Re: [PATCH 5/5] KVM: x86/pmu: Hide guest counter updates from the VMRUN instruction

Like Xu <like.xu.linux@xxxxxxxxx> · Fri, 7 Apr 2023 16:15:24 +0800

On 7/4/2023 10:18 am, Sean Christopherson wrote:
On Fri, Mar 10, 2023, Like Xu wrote:
From: Like Xu <likexu@xxxxxxxxxxx>

When AMD guest is counting (branch) instructions event, its vPMU should
first subtract one for any relevant (branch)-instructions enabled counter
(when it precedes VMRUN and cannot be preempted) to offset the inevitable
plus-one effect of the VMRUN instruction immediately follows.

Based on a number of micro observations (also the reason why x86_64/
pmu_event_filter_test fails on AMD Zen platforms), each VMRUN will
increment all hw-(branch)-instructions counters by 1, even if they are
only enabled for guest code. This issue seriously affects the performance
understanding of guest developers based on (branch) instruction events.

If the current physical register value on the hardware is ~0x0, it triggers
an overflow in the guest world right after running VMRUN. Although this
cannot be avoided on mainstream released hardware, the resulting PMI
(if configured) will not be incorrectly injected into the guest by vPMU,
since the delayed injection mechanism for a normal counter overflow
depends only on the change of pmc->counter values.

IIUC, this is saying that KVM may get a spurious PMI, but otherwise nothing bad
will happen?

Guests will have nothing to lose, except gaining vPMI accuracy under this proposal.

When a host gets an overflow interrupt caused by a VMRUN, it forwards it to KVM.
KVM does not inject it into the VM, but discards it. For those using PMU to 
profiling
the hypervisor itself, they lose an interrupt or a sample on VMRUN context.

+static inline bool event_is_branch_instruction(struct kvm_pmc *pmc)
+{
+	return eventsel_match_perf_hw_id(pmc, PERF_COUNT_HW_INSTRUCTIONS) ||
+		eventsel_match_perf_hw_id(pmc,
+					  PERF_COUNT_HW_BRANCH_INSTRUCTIONS);
+}
+
+static inline bool quirky_pmc_will_count_vmrun(struct kvm_pmc *pmc)
+{
+	return event_is_branch_instruction(pmc) && event_is_allowed(pmc) &&
+		!static_call(kvm_x86_get_cpl)(pmc->vcpu);

Wait, really?  VMRUN is counted if and only if it enters to a CPL0 guest?  Can
someone from AMD confirm this?  I was going to say we should just treat this as
"normal" behavior, but counting CPL0 but not CPL>0 is definitely quirky.

VMRUN is only counted on a CPL0-target (branch) instruction counter. The VMRUN
is not expected to be counted by the guest counters, regardless of the guest CPL.

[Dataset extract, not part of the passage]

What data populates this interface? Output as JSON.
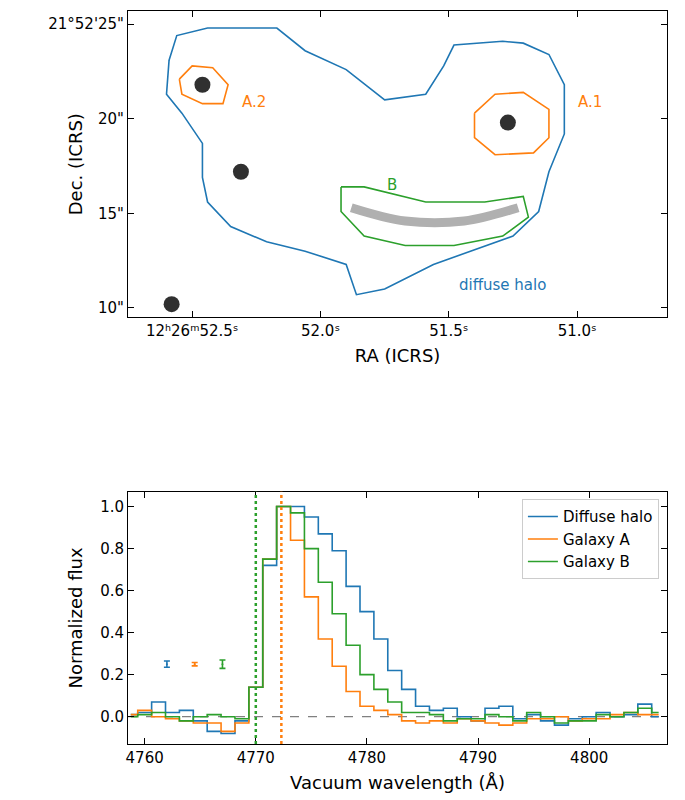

This issue makes a guest CPL0-target instruction counter inexplicably increase, 
as if it
would have been under-counted before the virtualization instructions were counted.

Treating the host hypervisor instructions like VMRUN as guest workload instructions
is already an error in itself not "normal" behavior that affects guest accuracy.